Date: Thursday, May 22, 2008
Author: Andrew Willis, Globe and Mail.com

The traditional Canadian pension fund manager should brace for one depressing read in the latest instalment of Benefits Canada magazine's venerable list of the Top 40 Money Managers.

In general terms, pension assets are heading out the door at many traditional, long-only, domestic-focused fund managers. The money is going to folks with global mandates, or alternative asset management expertise - the hedge fund crowd.

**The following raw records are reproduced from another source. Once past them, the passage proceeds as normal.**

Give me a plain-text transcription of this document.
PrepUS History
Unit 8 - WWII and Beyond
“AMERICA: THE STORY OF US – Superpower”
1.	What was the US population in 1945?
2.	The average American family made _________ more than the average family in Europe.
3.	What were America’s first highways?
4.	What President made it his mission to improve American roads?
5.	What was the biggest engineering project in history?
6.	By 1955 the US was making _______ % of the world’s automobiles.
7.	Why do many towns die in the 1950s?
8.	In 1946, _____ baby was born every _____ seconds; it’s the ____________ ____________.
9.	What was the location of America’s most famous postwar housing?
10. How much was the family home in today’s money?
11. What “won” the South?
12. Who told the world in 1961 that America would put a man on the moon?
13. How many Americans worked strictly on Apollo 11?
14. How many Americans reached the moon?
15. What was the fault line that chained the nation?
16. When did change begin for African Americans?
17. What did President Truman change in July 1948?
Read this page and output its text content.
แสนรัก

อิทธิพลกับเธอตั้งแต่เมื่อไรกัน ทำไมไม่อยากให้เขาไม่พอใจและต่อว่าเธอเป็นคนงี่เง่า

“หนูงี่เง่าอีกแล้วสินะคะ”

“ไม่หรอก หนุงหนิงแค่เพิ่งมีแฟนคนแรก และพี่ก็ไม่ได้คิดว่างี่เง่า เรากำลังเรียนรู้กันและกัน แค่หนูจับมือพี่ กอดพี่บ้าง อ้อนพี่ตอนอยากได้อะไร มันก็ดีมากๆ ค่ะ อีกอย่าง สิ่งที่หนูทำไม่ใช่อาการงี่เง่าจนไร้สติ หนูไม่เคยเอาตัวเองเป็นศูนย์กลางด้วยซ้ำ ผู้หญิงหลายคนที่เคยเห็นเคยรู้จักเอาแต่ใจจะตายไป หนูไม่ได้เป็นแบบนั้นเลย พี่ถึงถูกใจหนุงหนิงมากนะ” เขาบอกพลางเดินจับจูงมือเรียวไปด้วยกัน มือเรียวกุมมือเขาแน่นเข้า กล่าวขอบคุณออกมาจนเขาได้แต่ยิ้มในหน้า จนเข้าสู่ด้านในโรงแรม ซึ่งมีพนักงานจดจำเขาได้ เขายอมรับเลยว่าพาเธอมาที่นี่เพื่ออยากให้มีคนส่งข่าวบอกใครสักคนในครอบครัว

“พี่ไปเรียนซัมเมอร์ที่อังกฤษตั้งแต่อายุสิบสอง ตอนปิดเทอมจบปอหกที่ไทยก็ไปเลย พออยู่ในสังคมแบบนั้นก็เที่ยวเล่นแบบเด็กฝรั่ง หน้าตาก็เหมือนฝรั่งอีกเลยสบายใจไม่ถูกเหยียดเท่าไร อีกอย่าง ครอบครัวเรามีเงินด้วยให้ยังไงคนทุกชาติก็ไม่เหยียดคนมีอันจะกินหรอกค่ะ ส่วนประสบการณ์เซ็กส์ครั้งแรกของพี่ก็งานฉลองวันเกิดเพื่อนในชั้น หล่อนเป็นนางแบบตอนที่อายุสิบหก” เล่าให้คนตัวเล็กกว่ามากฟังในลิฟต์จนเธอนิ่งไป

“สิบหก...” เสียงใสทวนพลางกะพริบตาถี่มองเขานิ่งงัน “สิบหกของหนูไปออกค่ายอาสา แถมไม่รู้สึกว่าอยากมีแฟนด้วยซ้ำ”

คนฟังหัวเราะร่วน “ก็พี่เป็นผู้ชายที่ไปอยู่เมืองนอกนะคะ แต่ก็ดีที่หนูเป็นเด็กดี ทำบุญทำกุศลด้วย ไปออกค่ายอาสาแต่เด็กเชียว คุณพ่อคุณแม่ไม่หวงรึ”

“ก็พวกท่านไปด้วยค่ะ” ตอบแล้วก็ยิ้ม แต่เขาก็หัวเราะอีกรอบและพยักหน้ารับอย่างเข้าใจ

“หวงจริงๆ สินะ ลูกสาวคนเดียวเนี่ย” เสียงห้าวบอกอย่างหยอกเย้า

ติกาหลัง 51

Seventeen of the top 40 Canadian money managers saw their assets decline in 2007, a year that saw the total amount of pensions overseen by these funds grow 2.4 per cent to $741-billion.

This trend helps explain the consolidation trend that saw three big fund managers - Phillips Hager & North, Addenda Capital and Aurion Capital - sold in recent months to larger financial institutions.

Familiar names among the 10 largest pension fund managers lost ground last year. No. 8 ranked Jarislowsky Fraser, which was founded in 1955, saw its pension assets drop 12.9 per cent to $26.3-billion. McLean Budden, the 7th largest player and an arm of Sun Life Financial, was down 8.9 per cent at $26.6-billion.

Only one of the top 10 players - Connor Clark & Lunn - had better growth in 2007 than it did in 2006, noted Benefits Canada. CC&L, which is a multistrategy boutique, saw its pension assets grow 13.3 per cent to $20.3-billion, good for No. 10 ranking in the nation.

The worst carnage came at Capital Guardian Trust, which lost 38.9 per cent of its assets and bucks the trend to global managers, as it has offices around the world. Legg Mason Canada, another foreign-owned manager, posted a 30.1-per-cent decline. And Toronto-based Northwater Capital Management, which is caught up in the ABCP debacle, lost 25.2 per cent of assets. Northwater, with $5.7-billion of assets, recently cut 10 of 70 staff.

At the other extreme, Boston-based Acadian Asset Management rode an expertise in long-short hedge fund strategies and a global outlook to a 47.4-per-cent increase in assets, cracking the top 40 for the first time with $4.6-billion of Canadian pension funds.